L'Aigle le fixa sans répondre et pivota vers le campement, se remettant à marcher comme si rien ne s'était passé. L'Ours demeura un instant surpris avant de le suivre en silence.

Qu'est-ce qu'il aurait pu m'avouer d'autre de si important pour toi, Orel ?

Mais il ne le dit pas à voix haute, gardant ses réflexions pour lui. Les yeux rivés au sol, les lèvres serrées, Anael essaya de se concentrer sur ce qu'il pourrait bien essayer d'accomplir avec sa nouvelle magie de Sorcier. Il n'avait vu que des barrières, pour l'instant. 

— Tiens.

Orel était ressorti de sa tente, alors qu'Anael s'était égaré dans les images d'Edwin déviant le couteau de l'Aigle à l'aide de son pouvoir. Ils étaient arrivés sans qu'il ne s'en aperçoive.

L'Ours prit la combinaison des mains du blond et s'enfonça dans un buisson, caché par les feuilles et la pénombre nocturne. Le vêtement était en cuir noir, près du corps mais souple, pour ne pas entraver les mouvements. Une ceinture garnies de boucles était prête à accueillir quelques lames aiguisées. Une fermeture éclair permettait de l'enfiler sans peine, puis de la refermer au ras du cou. Lorsqu'Anael la passa, la combinaison lui fit constater le volume de sa nouvelle carrure. Auparavant, il aurait flotté dans un tel vêtement. Désormais, il le remplissait parfaitement. Il faisait donc la même taille qu'Orel, à présent.

Il ressortit des buissons, la cape à la main.

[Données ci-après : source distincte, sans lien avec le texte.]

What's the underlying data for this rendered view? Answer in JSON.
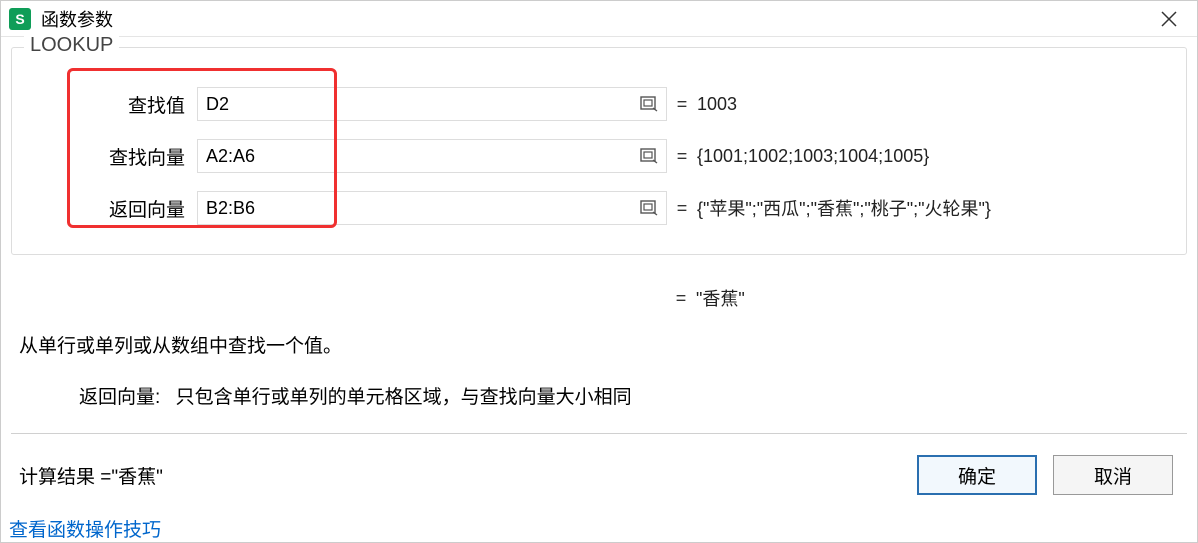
{
  "titlebar": {
    "app_icon_letter": "S",
    "title": "函数参数"
  },
  "fieldset": {
    "legend": "LOOKUP",
    "params": [
      {
        "label": "查找值",
        "value": "D2",
        "result": "1003"
      },
      {
        "label": "查找向量",
        "value": "A2:A6",
        "result": "{1001;1002;1003;1004;1005}"
      },
      {
        "label": "返回向量",
        "value": "B2:B6",
        "result": "{\"苹果\";\"西瓜\";\"香蕉\";\"桃子\";\"火轮果\"}"
      }
    ],
    "formula_result": "\"香蕉\""
  },
  "description": {
    "line1": "从单行或单列或从数组中查找一个值。",
    "param_name": "返回向量:",
    "param_desc": "只包含单行或单列的单元格区域，与查找向量大小相同"
  },
  "footer": {
    "calc_label": "计算结果 = ",
    "calc_value": "\"香蕉\"",
    "help_link": "查看函数操作技巧",
    "ok_label": "确定",
    "cancel_label": "取消"
  }
}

— Donne-la-moi, lui lança Orel. Je vais aller la mettre à l'intérieur.

Lorsque ce fut fait, l'Aigle rejoignit Anael et ils reprirent le chemin de la clairière isolée.

— Tu ne restes pas pour te reposer ? interrogea l'Hybride.

— Non, je ne vais pas te laisser t'entraîner seul, il pourrait y avoir un problème.

— Je risque de te blesser.

— Mais non, sourit l'Aigle. Même quand tu as perdu le contrôle de tes pouvoirs dans l'entrepôt, tu ne m'as même pas touché. Je te fais confiance.

L'Ours fut tenté d'encore le dissuader de venir, mais se tut. Après tout, il n'avait pas tort.

Enfin, parmi les troncs noirs auréolés d'argent, l'espace dégagé s'étendit et Orel s'assit contre un arbre, à l'orée de la clairière. Il se cala contre l'écorce et eut un sourire, tandis qu'Anael se plaçait debout au centre de la trouée entre les feuillages. La lune l'éclairait en face, l'arrosait de ses pâles rayons, alors qu'il se tournait vers l'Aigle.

— Tu peux essayer les boules de feu ? demanda ce dernier.

— Tu y tiens tellement ? rit Anael.

— Ce serait vraiment stylé, reconnut Orel en élargissant son sourire.

— Bon, on va essayer alors...

Anael se plaça de profil et repéra un roc, à demi mangé par le lierre, cinq mètres plus loin. Ce serait la cible parfaite, assez grande et assez solide pour un premier essai. Il plongea facilement au coeur de son pouvoir bleuté, qui palpitait dans tout son côté gauche et n'attendait que sa volonté pour jaillir en force. Il le brida toutefois, peu disposé à s'enflammer intégralement. Ce ne serait qu'épuiser son énergie bien trop vite.

Quelques flammèches sages se mirent à danser dans sa paume gauche. Il les observa se tordre et s'étirer vers le ciel tels de vivants saphirs. Puis, il en appela plus, rassemblant une sorte de sphère au centre de sa main; concentré, il plissa les yeux, alors que le gauche s'illuminait déjà d'un ardent feu azur.

Il visa le roc, s'imagina la sphère voler à toute vitesse vers ce dernier, le percuter dans une explosion de flammes insoumises... puis lâcha prise.